Nada disso resiste à menor análise. Dizem que a terceirização precariza o trabalho. Como, se as empresas recolhem todos os tributos e seus funcionários gozam de todas as garantias legais? O que há de precário num trabalho remunerado e com todos os direitos assegurados? Falam de maior número de acidentes; não é verdade, segundo o próprio Ministério do Trabalho. Terceirizados hoje são bem treinados.
Outra falácia é a “pejotização”, uma pessoa que abre uma empresa para prestar serviços. Ora, qualquer brasileiro pode fazer isso – é constitucional. Chama-se a isso liberdade de empreendimento. Mas o que se tenta divulgar é que os milhões de terceirizados passarão a receber seus proventos como pessoa jurídica. Mais uma alucinação.
Esse é só o começo desse imenso torvelinho de hipocrisias e frases de efeito.
A oposição se apega ao passado, quando o mercado era povoado de empresas clandestinas. Até nisso se foge ao assunto. Ora, as autoridades é que devem fiscalizar e punir.
Outra inverdade dita em palanques: a terceirização vai acabar com o emprego no Brasil. Ora, é exatamente o contrário, pois as empresas utilizam essa ferramenta para melhorar seu desempenho, baixar preços e estimular a economia. Isso significa melhorar a competitividade e aumentar empregos.
Diz-se também que será o fim da CLT. A asneira nesse caso vai além do ridículo: a proteção ao trabalhador será duplicada, com garantias afiançadas pelo contratante e sua contratada. Cerca de 80% dos artigos contidos no PL 4330 referem-se aos direitos dos trabalhadores terceirizados. Nenhum outro trabalhador tem essa garantia.
A estultice emerge de novo quando se divulga que o salário vai diminuir no Brasil e se usa como exemplo o fato de que os terceirizados ganham 25% menos do que os fixos. Nada mais natural do que uma copeira ou um porteiro ganharem menos ou muito menos do que um gerente ou engenheiro de uma empresa. Aí se revela falta de inteligência.
Boa parte dos opositores sabe muito bem o que é terceirização, mas não interessa esclarecer: não pela defesa do trabalhador, mas pelo bom dinheiro que pode deixar de ganhar.
A regulamentação da terceirização é uma exigência do mercado de trabalho e o Brasil não pode fechar os olhos para a realidade.
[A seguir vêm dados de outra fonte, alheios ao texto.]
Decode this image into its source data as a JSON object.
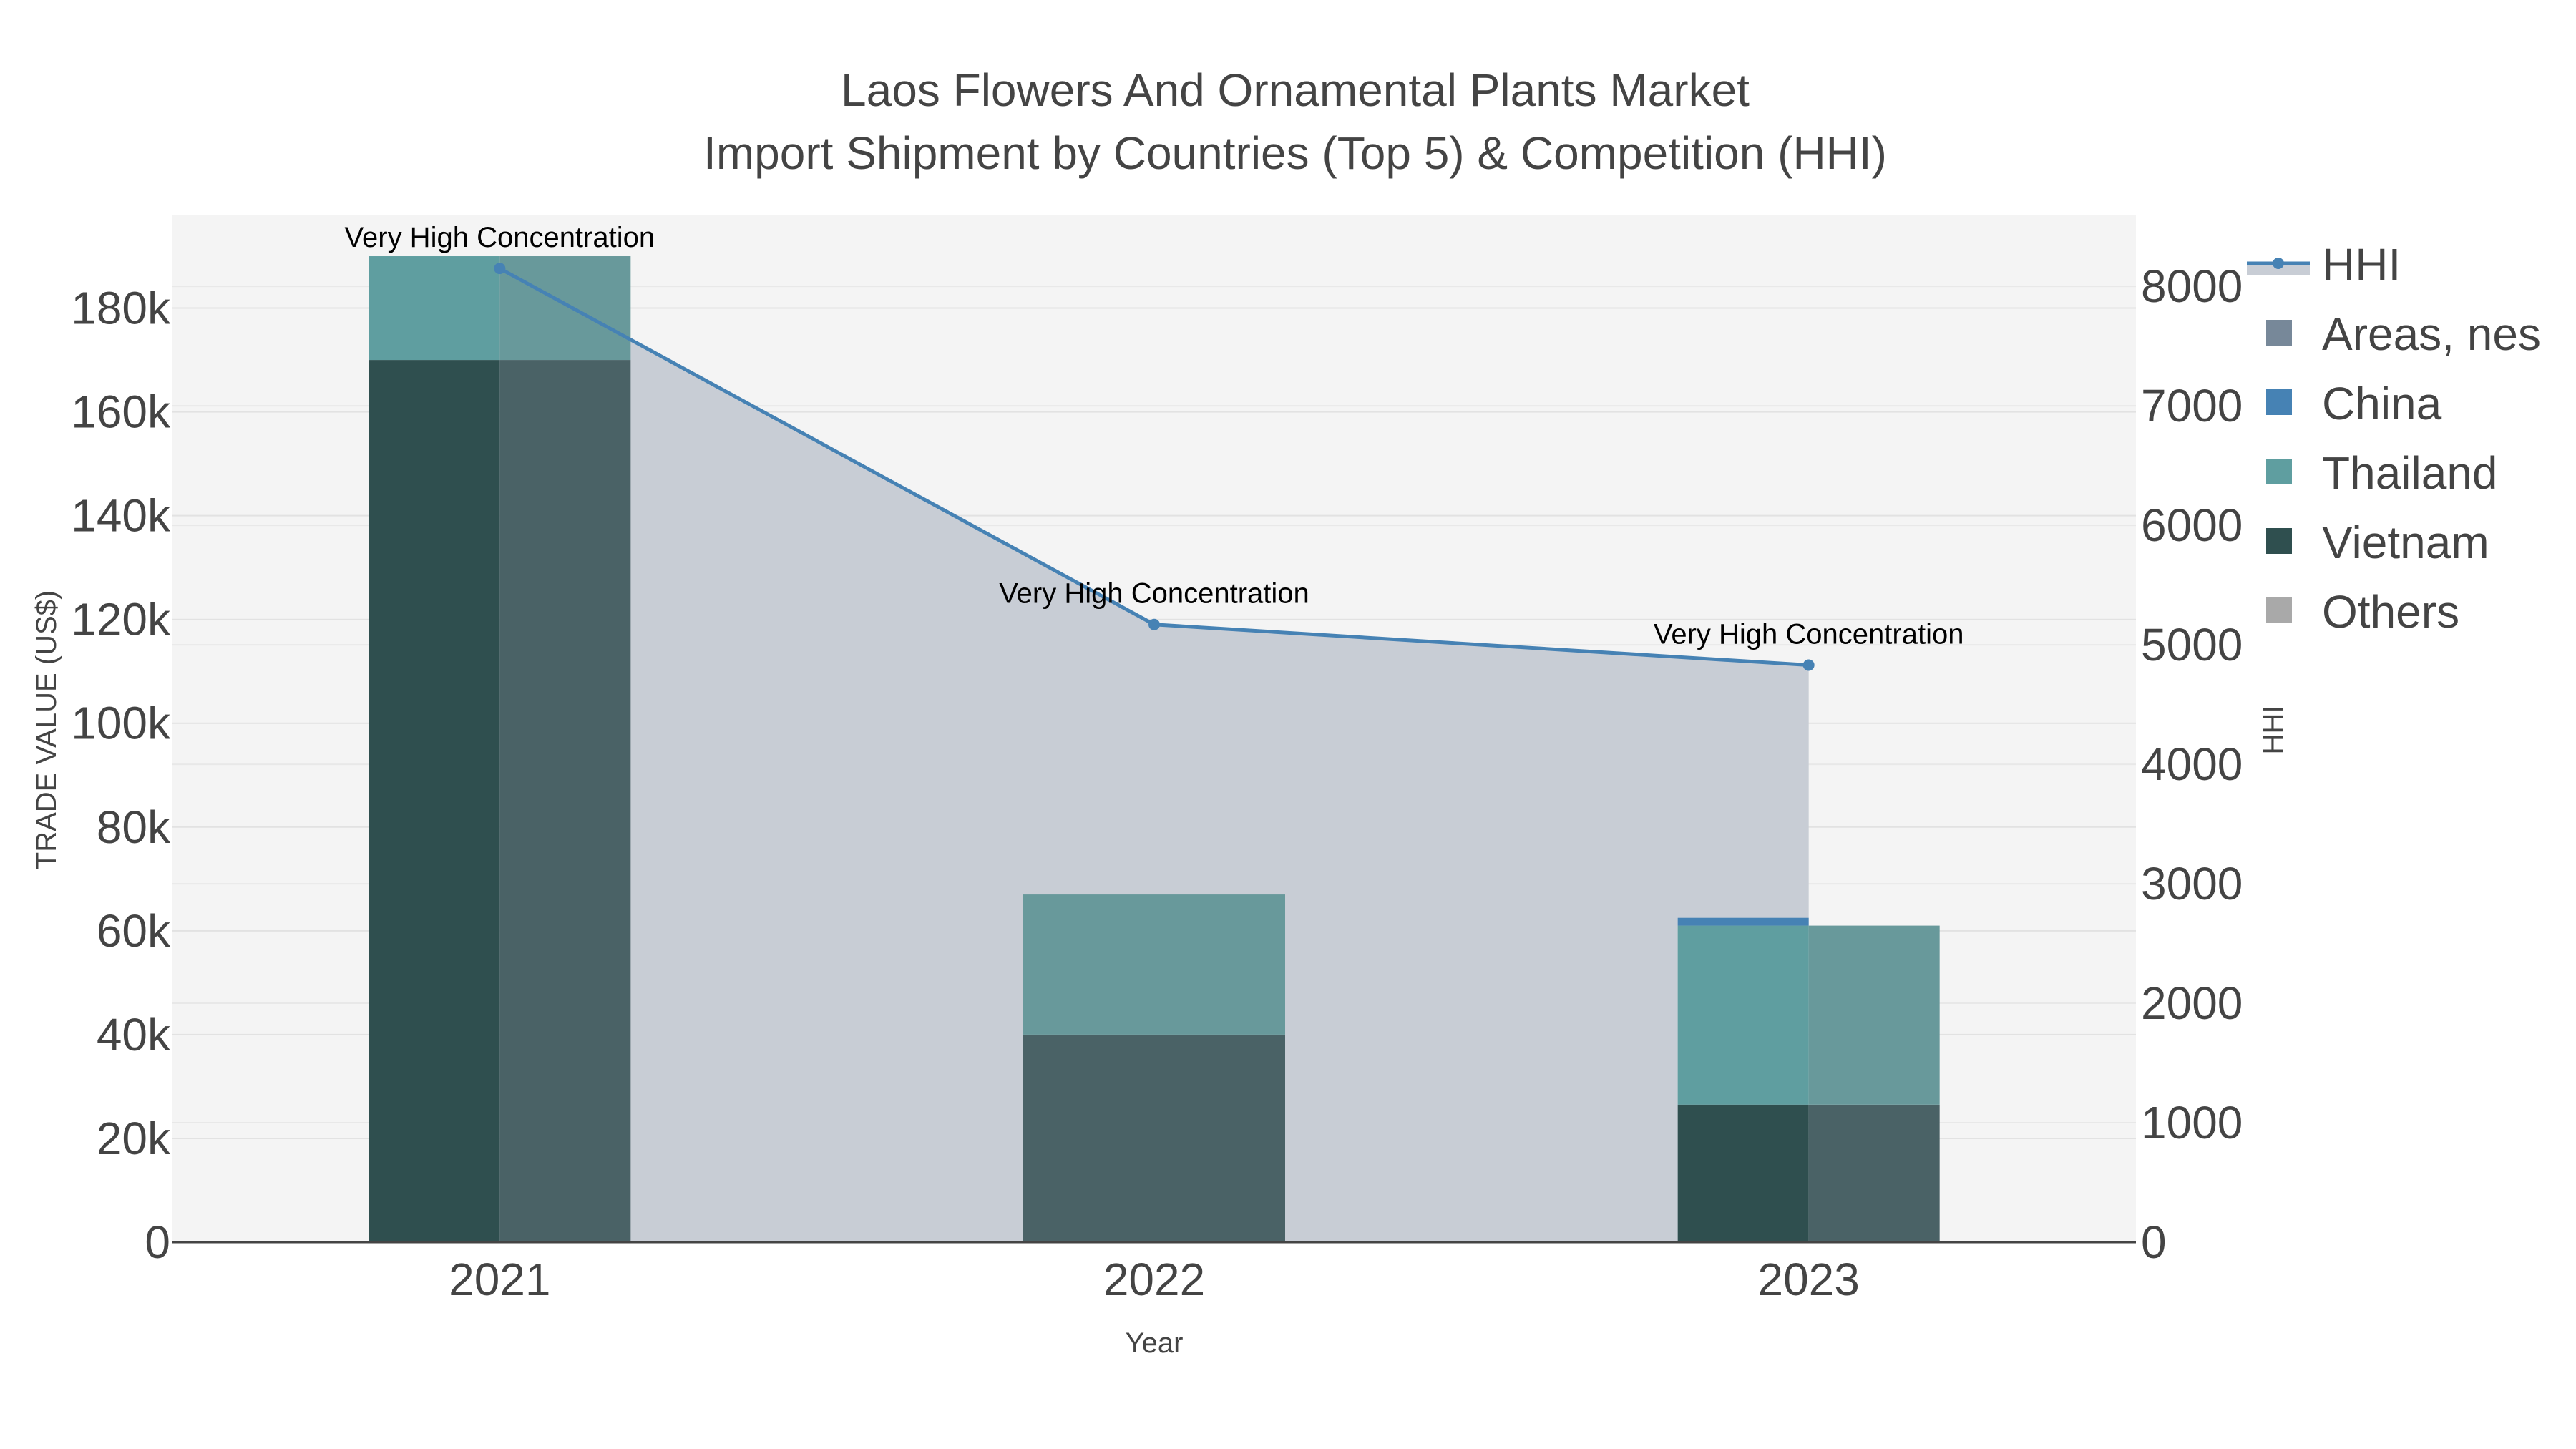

Pena que se discuta isso sem pensar nas pessoas. Onde estariam os terceirizados sem o seu emprego atual? Desempregados? No trabalho informal? Ou prestando serviço em grandes empresas, ganhando até menos do que recebem hoje e sujeitas ao desemprego ao menor sinal de crise?
Falamos aqui de pessoas simples – faxineiros, porteiros ou vigilantes, a grande maioria dos terceirizados. Mas poderíamos incluir aí serviços altamente especializados, como os profissionais de tecnologia, pesquisadores, contabilistas, médicos, que podem ganhar até mais do que os empregados fixos da empresa ao prestar seus serviços. Uma pesquisa da Fiesp (Federação das Indústrias do Estado de São Paulo) mostrou que 73,2% das empresas brasileiras terceirizam algum tipo de atividade, seja meio ou fim.
O debate sobre qualquer matéria é saudável à democracia. Porém, a seriedade de propósitos deve se sobrepor à leviandade.
Por fim, mais este absurdo: dizem que as empresas do setor precisam pagar imposto. Soa como insulto. Segundo a própria Receita Federal, 60% do PIS/Cofins arrecadado no País vem do segmento terceirizado. Fora outros tributos igualmente recolhidos.
Espera-se que as pessoas responsáveis pela condução do País se pautem por equilíbrio e bom senso, em vez de arrastar o País ao passado. Importa enxergar a realidade do mercado de trabalho.
*presidente da Federação Nacional dos Sindicatos de Empresas de Recursos Humanos, Trabalho Temporário e Terceirizado.